Some of my beauty work gives me great joy. Some of it feels like a huge hassle. Some of it makes me feel bad about myself. And when it involves another person, all those feelings become magnified. I’m guessing if you parsed your own beauty to do list, you’d draw some similar conclusions. So I’m going to get into the nitty gritty details of this all week — and I look forward to hearing how my routine compares to your own, not just in terms of the different nuances of your “Beauty Normal.” But because I think we need to start asking questions about how this work impacts us and the women we pay to perform it, and why we need to put in this kind of effort. That’s how we’ll change the way this work is valued and the standards that dictate it in the first place.
[Photo of Rosie the Riveter from over here. Yes, with some irony.]
I’ve always wanted to have more of a routine than I do. My appearance feels unpredictable to me, and I never trust myself to look good. I often feel like if I had a developed routine, I’d be able to control it. I’d like that sense of control.
(And I’ve never gotten a bikini wax. Am I the last woman in NYC who that’s true for? I finally caved and got a pedicure!)
Thanks for writing about this.
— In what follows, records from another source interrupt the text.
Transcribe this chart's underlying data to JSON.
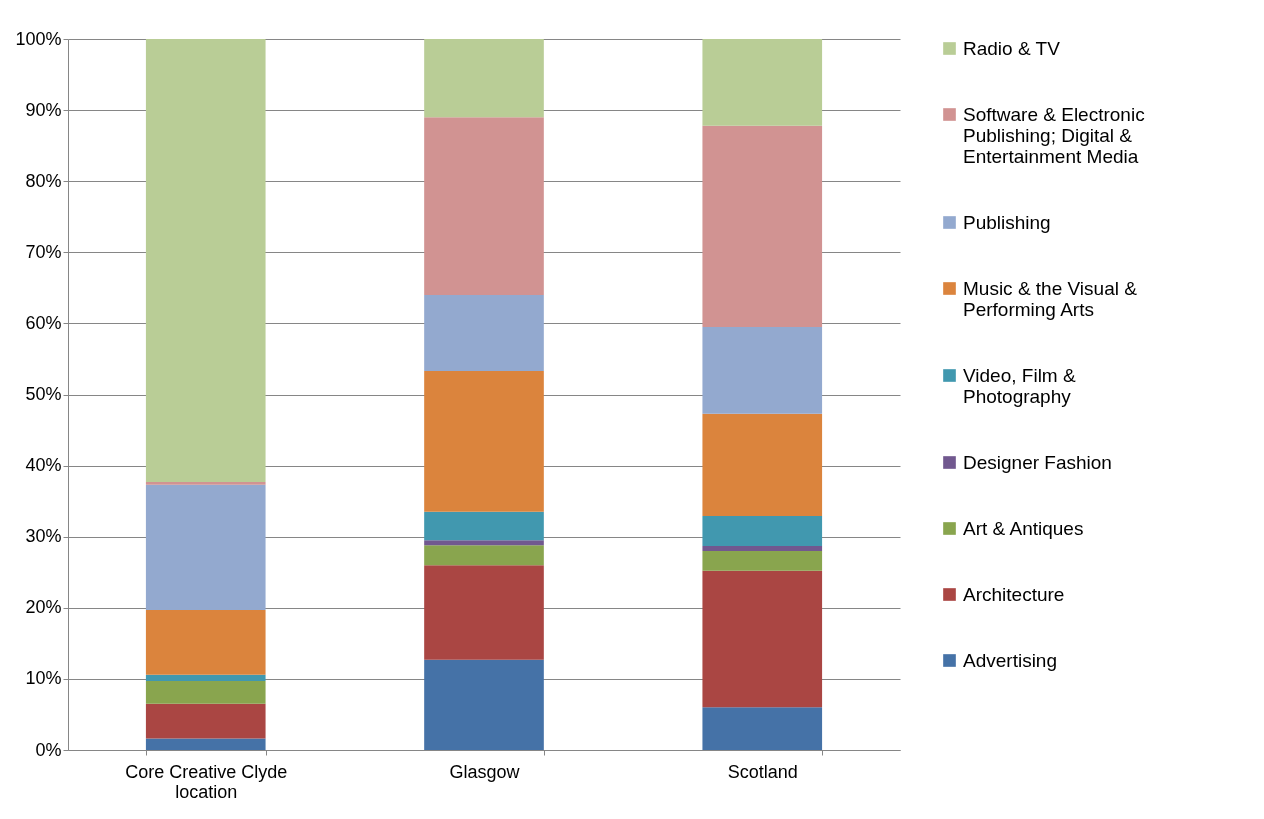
{
  "chart_data": {
    "type": "bar",
    "stacked": true,
    "categories": [
      "Core Creative Clyde location",
      "Glasgow",
      "Scotland"
    ],
    "series": [
      {
        "name": "Advertising",
        "color": "#4572a7",
        "values": [
          1.6,
          12.7,
          6.0
        ]
      },
      {
        "name": "Architecture",
        "color": "#aa4643",
        "values": [
          4.9,
          13.3,
          19.2
        ]
      },
      {
        "name": "Art & Antiques",
        "color": "#89a54e",
        "values": [
          3.2,
          2.8,
          2.8
        ]
      },
      {
        "name": "Designer Fashion",
        "color": "#71588f",
        "values": [
          0,
          0.7,
          0.7
        ]
      },
      {
        "name": "Video, Film & Photography",
        "color": "#4198af",
        "values": [
          0.9,
          4.0,
          4.2
        ]
      },
      {
        "name": "Music & the Visual & Performing Arts",
        "color": "#db843d",
        "values": [
          9.1,
          19.8,
          14.4
        ]
      },
      {
        "name": "Publishing",
        "color": "#93a9cf",
        "values": [
          17.6,
          10.7,
          12.2
        ]
      },
      {
        "name": "Software & Electronic Publishing; Digital & Entertainment Media",
        "color": "#d19392",
        "values": [
          0.4,
          25.0,
          28.3
        ]
      },
      {
        "name": "Radio & TV",
        "color": "#b9cd96",
        "values": [
          62.3,
          11.0,
          12.2
        ]
      }
    ],
    "ylim": [
      0,
      100
    ],
    "yticks": [
      {
        "value": 0,
        "label": "0%"
      },
      {
        "value": 10,
        "label": "10%"
      },
      {
        "value": 20,
        "label": "20%"
      },
      {
        "value": 30,
        "label": "30%"
      },
      {
        "value": 40,
        "label": "40%"
      },
      {
        "value": 50,
        "label": "50%"
      },
      {
        "value": 60,
        "label": "60%"
      },
      {
        "value": 70,
        "label": "70%"
      },
      {
        "value": 80,
        "label": "80%"
      },
      {
        "value": 90,
        "label": "90%"
      },
      {
        "value": 100,
        "label": "100%"
      }
    ],
    "grid": "y",
    "legend": "right"
  }
}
I’m looking forward to part II!
I had a discussion with coworker A recently about the cost of my haircuts. I pay a small fortune for my haircuts, something coworker B thinks is ridiculous.
What’s interesting to me is why she thinks it’s ridiculous – I pay $200 for my haircut, something she wouldn’t do in a million years. I’m somehow elitist and snobby for this.
However, I have this weird curly hair which she (and more hairstylists) don’t understand. It’s taken me 20 years to find someone who can cut it without shaving the back half of my head, accidently giving me a mullet, or resulting in a mushroom poof.
$200 for a haircut that looks good on me is well worth it. It also happens to be the one thing I splurge on.
The irony of this is that coworker B pays $150 for a haircut….and $90 for monthly eyelash extensions, gets her nails done every week, and a bi-monthly facial.
I’m really intrigued about your routine. What we place value on is so personal, like you said. My reasons for paying more for X or getting Y treatment are so different from anyone elses reasons.
Do you happen to know when Pluck will be out? (no pun)
Hi Kaydeel — I haven’t been able to find a pub date, sorry! I think Rebecca is still in research mode, but will definitely keep you posted.